Physics department acquires long-awaited instrument
In May, the Department of Physics acquired a 14–inch Celestron reflecting telescope—an instrument that has been on the department’s wish list for the past five years.
It seemed natural when, shortly after its arrival, physics professors Ted Bunn and Con Beausang, along with math professor Bill Ross and physics department laboratory director Henry Nebel, took the unassembled telescope out to the University Forum and set it up for an impromptu viewing of Saturn.
“We have a lot of plans for this telescope,” Nebel said. “We’re looking to buy a charge-coupled device camera to use for astrophotography, capturing the images we see on the telescope. Eventually we’ll hook the telescope up to a computer so that it can be operated remotely.”

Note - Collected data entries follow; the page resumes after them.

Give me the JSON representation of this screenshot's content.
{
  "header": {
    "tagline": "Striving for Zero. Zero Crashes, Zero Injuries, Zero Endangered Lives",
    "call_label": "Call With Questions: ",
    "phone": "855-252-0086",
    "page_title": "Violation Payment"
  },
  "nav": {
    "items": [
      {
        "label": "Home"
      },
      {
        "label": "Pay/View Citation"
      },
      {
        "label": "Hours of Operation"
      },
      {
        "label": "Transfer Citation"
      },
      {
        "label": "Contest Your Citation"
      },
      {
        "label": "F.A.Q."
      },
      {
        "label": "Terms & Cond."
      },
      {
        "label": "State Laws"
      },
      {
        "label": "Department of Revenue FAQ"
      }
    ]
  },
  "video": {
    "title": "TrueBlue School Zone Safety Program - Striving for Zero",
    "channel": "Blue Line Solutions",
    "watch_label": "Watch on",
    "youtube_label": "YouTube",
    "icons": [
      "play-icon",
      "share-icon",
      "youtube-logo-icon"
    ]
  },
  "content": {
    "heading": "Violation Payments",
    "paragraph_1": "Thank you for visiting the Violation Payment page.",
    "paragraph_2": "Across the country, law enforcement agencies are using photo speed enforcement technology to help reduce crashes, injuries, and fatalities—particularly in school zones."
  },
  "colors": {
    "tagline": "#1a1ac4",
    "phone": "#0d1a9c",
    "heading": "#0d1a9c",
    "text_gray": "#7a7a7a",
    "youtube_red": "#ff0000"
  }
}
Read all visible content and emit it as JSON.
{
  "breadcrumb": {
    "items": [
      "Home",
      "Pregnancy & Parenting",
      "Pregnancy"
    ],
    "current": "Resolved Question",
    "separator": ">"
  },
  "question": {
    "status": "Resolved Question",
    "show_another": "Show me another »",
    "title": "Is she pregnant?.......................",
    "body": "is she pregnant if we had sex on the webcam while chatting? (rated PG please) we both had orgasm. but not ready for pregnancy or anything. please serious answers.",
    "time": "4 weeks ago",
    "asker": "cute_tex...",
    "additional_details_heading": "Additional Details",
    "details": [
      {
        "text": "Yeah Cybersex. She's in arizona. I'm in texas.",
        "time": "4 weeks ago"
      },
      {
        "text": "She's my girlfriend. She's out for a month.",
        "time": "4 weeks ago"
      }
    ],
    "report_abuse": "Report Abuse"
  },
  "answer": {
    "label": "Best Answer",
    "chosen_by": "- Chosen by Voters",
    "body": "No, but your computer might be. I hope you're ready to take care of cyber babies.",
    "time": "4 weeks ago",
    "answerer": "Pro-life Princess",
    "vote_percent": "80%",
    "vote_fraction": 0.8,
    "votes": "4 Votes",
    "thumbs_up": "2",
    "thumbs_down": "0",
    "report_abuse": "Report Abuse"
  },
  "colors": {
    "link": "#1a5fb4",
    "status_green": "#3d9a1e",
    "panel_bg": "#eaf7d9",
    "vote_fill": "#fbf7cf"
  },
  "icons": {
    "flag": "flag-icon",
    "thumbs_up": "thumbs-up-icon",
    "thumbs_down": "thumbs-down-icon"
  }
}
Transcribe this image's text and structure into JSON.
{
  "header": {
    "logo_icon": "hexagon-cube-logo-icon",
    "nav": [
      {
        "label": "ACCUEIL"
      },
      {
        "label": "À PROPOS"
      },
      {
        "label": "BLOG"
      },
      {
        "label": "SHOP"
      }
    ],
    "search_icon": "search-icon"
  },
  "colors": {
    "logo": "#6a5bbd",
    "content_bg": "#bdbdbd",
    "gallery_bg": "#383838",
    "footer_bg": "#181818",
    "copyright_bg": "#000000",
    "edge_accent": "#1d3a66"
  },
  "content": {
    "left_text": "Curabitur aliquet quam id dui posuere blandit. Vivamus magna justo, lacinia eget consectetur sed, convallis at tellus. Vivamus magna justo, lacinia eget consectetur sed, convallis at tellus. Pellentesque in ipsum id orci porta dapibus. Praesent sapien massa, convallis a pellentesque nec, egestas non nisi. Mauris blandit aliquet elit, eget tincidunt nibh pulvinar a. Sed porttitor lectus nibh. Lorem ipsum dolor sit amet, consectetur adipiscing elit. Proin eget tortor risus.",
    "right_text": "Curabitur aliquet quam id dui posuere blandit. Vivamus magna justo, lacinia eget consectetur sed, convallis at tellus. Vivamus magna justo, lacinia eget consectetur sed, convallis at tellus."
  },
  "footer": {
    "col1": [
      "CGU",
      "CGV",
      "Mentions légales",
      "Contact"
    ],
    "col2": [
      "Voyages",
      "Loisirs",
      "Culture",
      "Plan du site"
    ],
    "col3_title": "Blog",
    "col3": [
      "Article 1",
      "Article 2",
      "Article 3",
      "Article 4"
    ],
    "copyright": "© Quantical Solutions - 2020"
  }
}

The Celestron’s capabilities will wow students. An observer can type in the name of any celestial body, and the telescope will find it automatically.
The physics department plans to schedule regular public viewing nights with the telescope, where students and people from the community can come to campus in the evening hours and observe the moon, various constellations, and whichever planets are visible on any given night. Students will be able to use the telescope for research projects, and some faculty members are already making plans to incorporate observation nights into their astronomy course syllabi.
“The University of Richmond has great resources for the sciences,” said Nebel. “But since there is no observatory, we are looking forward to seeing the telescope in its permanent home—installed on a platform, with a dome over top, on the roof of Gottwald.”
Nebel says the telescope will be up and running by the start of the fall semester.